- O movimento em shoppings e comércio de rua cresceu 10% em maio, ante o mesmo mês de 2024, segundo o IPV.
- O IPV é o Índice de Performance do Varejo, desenvolvido pela HiPartners.
- Mesmo com o aumento de fluxo, o faturamento do varejo brasileiro caiu 6% no mesmo período.
- Dívidas e inflação pesam na decisão de compra dos consumidores.
- A leitura é de que mais pessoas passaram pelas lojas, mas evitaram gastar mais.
O movimento em lojas de shoppings e comércio de rua cresceu 10% em maio, na comparação com o mesmo mês do ano anterior. A alta corresponde ao desempenho do varejo brasileiro nas redes de varejo física.
Apesar do aumento no fluxo de clientes, o varejo não acompanhou com faturamento. O Índice de Performance do Varejo (IPV), elaborado pela HiPartners, aponta uma queda de 6% no volume de vendas no período.
A análise destaca que a elevação de circulação ainda não se converteu em maior giro de caixa. Dívidas pendentes e inflação alta estão influenciando as decisões de compra dos consumidores, reduzindo o impulso para gastos mais elevados.

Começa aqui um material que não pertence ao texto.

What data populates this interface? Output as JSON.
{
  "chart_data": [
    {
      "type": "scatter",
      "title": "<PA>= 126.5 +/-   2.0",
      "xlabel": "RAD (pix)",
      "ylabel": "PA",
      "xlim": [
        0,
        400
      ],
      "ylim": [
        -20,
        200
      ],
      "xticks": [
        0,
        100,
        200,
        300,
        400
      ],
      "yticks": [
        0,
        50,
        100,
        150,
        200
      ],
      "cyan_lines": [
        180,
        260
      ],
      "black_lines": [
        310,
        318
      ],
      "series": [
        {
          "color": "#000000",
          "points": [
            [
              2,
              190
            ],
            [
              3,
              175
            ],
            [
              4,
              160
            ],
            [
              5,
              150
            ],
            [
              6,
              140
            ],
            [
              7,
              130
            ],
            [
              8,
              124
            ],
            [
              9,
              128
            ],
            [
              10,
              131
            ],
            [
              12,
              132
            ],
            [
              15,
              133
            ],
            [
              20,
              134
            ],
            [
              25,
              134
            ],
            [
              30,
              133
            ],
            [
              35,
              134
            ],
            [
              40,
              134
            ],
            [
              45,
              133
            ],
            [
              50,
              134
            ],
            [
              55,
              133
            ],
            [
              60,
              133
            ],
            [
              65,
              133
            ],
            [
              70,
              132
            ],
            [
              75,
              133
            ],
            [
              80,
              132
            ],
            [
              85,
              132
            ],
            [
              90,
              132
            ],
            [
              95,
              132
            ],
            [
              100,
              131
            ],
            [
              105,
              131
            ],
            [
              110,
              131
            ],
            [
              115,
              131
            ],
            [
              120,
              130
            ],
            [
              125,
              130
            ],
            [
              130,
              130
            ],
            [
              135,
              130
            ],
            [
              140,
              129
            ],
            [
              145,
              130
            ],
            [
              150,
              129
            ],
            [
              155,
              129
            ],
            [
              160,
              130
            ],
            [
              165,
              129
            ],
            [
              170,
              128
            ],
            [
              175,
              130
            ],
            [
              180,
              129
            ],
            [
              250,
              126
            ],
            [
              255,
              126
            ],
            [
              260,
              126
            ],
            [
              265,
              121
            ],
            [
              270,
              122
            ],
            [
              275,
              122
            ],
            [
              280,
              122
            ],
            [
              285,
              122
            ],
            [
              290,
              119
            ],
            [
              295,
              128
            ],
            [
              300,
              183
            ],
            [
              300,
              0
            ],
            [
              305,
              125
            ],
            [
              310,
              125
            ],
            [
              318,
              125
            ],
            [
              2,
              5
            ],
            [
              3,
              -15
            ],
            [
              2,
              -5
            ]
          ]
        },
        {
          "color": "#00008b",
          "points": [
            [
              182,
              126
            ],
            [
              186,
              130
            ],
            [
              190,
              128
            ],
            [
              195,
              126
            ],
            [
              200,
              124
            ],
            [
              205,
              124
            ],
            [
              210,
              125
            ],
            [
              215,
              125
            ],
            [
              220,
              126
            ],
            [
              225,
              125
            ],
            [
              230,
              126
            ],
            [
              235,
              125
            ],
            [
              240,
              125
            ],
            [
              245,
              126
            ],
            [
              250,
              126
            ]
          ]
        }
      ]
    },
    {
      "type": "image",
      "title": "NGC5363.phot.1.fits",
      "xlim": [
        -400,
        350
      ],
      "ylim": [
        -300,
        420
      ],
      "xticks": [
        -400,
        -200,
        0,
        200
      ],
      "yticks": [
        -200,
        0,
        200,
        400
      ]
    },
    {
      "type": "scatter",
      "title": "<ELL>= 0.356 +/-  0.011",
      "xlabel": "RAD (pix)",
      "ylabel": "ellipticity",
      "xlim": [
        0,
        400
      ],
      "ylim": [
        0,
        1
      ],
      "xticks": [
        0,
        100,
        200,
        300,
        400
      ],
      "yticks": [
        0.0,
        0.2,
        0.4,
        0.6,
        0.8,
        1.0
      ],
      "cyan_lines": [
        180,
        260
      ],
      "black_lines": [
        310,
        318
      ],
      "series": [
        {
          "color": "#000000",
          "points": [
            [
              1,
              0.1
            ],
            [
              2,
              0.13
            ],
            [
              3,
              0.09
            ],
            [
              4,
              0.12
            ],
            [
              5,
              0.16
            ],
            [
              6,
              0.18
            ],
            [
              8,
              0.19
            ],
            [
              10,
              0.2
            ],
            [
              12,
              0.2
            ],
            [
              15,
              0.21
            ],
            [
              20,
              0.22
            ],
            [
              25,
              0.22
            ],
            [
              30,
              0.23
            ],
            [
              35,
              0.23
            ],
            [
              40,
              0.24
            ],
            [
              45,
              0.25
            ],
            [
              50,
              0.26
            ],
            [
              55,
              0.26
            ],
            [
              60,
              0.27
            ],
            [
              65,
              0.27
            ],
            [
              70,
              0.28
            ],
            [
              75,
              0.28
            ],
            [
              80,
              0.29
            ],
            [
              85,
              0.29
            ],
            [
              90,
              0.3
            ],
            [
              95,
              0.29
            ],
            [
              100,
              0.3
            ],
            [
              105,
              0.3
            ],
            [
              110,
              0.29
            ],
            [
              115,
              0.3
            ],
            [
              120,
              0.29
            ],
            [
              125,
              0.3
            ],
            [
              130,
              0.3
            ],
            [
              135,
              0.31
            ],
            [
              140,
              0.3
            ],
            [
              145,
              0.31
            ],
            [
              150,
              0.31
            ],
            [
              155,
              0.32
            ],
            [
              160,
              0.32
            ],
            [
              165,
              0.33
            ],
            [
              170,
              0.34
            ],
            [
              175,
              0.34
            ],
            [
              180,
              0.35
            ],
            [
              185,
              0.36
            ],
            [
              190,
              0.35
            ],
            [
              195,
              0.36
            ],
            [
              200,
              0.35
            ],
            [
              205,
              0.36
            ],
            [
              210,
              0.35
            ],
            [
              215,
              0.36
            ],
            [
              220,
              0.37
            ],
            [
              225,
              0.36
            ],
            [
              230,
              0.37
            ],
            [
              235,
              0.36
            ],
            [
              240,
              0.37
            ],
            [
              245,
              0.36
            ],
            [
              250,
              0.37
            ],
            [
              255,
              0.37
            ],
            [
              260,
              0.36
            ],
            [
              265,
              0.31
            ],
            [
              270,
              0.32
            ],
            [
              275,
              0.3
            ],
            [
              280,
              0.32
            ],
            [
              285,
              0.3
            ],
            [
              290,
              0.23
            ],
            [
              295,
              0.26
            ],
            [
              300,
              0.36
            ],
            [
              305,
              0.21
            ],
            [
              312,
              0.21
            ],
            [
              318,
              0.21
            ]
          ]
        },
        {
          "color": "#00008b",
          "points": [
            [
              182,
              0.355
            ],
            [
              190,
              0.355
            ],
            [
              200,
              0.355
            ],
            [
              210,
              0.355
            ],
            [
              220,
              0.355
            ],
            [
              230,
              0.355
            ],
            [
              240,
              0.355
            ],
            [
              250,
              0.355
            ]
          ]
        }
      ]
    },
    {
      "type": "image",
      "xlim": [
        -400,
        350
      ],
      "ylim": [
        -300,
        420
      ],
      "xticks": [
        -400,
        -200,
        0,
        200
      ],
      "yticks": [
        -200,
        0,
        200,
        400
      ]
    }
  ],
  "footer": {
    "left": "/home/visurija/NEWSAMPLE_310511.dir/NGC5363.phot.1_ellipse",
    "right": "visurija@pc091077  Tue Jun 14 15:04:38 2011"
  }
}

Dados do IPV ajudam a entender o choque entre tráfego e faturamento. O instituto ressalta que o cenário de poder de compra permanece pressionado, o que pressiona margens e estratégias de estoques das lojas.
A leitura geral é de que o fim de maio trouxe mais clientes nas lojas, mas o consumo permanece contido. Internamente, varejistas avaliam ações para manter a demanda estável diante do ambiente econômico, sem alterar o ritmo de atividades.